Proceeds from the sales are intended to boost the working capital of the Irvine-based oil service company, which has entered a Chapter 11 bankruptcy proceeding to reorganize its debt.
Two of the sales, negotiated last year, were revealed in documents filed by Smith this week with the Securities and Exchange Commission.
The audited financial statements in that annual report were the first in three years to receive an unqualified opinion from Smith’s auditors. The prior years’ statements were qualified because of the auditors’ concern over Smith’s litigation with archrival Hughes Tool Co.
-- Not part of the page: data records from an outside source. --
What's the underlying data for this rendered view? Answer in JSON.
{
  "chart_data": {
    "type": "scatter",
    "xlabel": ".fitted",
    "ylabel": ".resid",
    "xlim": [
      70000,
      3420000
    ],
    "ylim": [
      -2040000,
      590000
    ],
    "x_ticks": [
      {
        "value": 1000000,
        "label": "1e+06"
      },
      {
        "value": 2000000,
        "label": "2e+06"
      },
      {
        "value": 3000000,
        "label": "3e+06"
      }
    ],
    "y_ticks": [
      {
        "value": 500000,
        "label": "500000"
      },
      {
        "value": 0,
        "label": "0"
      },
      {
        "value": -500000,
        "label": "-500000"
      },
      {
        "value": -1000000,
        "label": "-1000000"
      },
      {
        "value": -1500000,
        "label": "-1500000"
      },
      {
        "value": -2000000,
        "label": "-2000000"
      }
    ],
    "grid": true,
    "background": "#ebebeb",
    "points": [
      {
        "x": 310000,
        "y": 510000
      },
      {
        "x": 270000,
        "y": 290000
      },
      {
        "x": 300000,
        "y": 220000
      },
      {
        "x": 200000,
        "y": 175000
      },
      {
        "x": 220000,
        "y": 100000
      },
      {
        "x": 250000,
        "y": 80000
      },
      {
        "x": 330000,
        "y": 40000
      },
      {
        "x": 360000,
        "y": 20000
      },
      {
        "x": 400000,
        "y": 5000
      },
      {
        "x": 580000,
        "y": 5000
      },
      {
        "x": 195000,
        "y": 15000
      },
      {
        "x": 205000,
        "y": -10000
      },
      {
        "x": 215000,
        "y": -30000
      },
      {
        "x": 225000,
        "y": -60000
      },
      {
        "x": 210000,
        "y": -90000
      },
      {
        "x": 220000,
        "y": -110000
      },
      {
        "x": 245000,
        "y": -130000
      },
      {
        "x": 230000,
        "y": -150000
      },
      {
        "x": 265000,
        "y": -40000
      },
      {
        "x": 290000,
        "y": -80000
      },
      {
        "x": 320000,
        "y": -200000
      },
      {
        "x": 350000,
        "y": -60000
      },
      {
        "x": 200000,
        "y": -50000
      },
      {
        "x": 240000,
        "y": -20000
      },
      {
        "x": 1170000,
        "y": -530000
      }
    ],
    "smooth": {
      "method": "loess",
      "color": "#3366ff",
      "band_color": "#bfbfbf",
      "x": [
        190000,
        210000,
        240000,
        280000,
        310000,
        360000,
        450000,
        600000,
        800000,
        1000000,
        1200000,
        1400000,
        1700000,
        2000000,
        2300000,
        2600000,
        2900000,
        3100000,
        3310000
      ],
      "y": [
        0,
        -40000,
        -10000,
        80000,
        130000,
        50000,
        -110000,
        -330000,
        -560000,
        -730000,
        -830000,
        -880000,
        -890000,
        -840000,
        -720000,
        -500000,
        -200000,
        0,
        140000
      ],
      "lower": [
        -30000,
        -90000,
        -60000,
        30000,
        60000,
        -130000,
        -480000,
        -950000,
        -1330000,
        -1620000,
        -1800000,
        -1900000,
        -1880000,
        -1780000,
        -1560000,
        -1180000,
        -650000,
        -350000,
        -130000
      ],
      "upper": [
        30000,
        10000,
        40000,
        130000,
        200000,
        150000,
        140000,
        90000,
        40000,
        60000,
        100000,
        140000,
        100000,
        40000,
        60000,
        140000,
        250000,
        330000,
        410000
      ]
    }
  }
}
In February, a federal judge awarded Hughes $204.8 million for Smith’s infringement on a Hughes patent.
Pending Court Approval
The three property sales are expected to close in 60 to 90 days, pending approval by the bankruptcy court.
Smith agreed on Dec. 5 to sell the 68-acre headquarters and manufacturing plant of Smith Tool in Irvine to Hillman Properties West Inc. for $46 million and a 10% share in future development of the property.
After the sale closes, Smith Tool has agreed to lease its Irvine headquarters, including 656,000 square feet of buildings, for at least three years, paying an annual rent of $3.5 million.
Jim Follingstad of Frost Trinen Partners in Costa Mesa, Smith’s real estate consultant, said that in three years Smith intends to relocate its Smith Tool division farther north to be closer to the homes of its blue-collar work force, who tend to live in the San Bernardino-Riverside area.
Also, according to SEC documents, Smith has agreed to sell its Dyna-Drill plant, including an 80,000-square-foot manufacturing facility and a 20,000-square-foot office building, to Avel Corp., a Gardena-based cryogenics manufacturer, for $7 million. Avel President Ross Brown declined Thursday to say what he plans to do with the property.
Follingstad said the Dyna-Drill operation, which manufacturers oil-drilling tools, will move into the Smith Tool plant. The consolidation of operations has been made possible by severe production and staff cutbacks at both Dyna-Drill and Smith Tool in the wake of falling oil prices.
Smith has also agreed to sell and lease back 159 acres in Houston for another office park development. The proposed sale of Smith’s Drilco manufacturing plant to J. R. McConnell, sole general partner of the Houston development partnership Hardy 159 LTD., is for $12 million in cash at closing and a $12-million promissory note. Besides land, the sale includes $10 million worth of equipment.
Smith’s Drilco division has agreed to lease back its manufacturing plant and equipment for three years at a rate of $242,000 a month.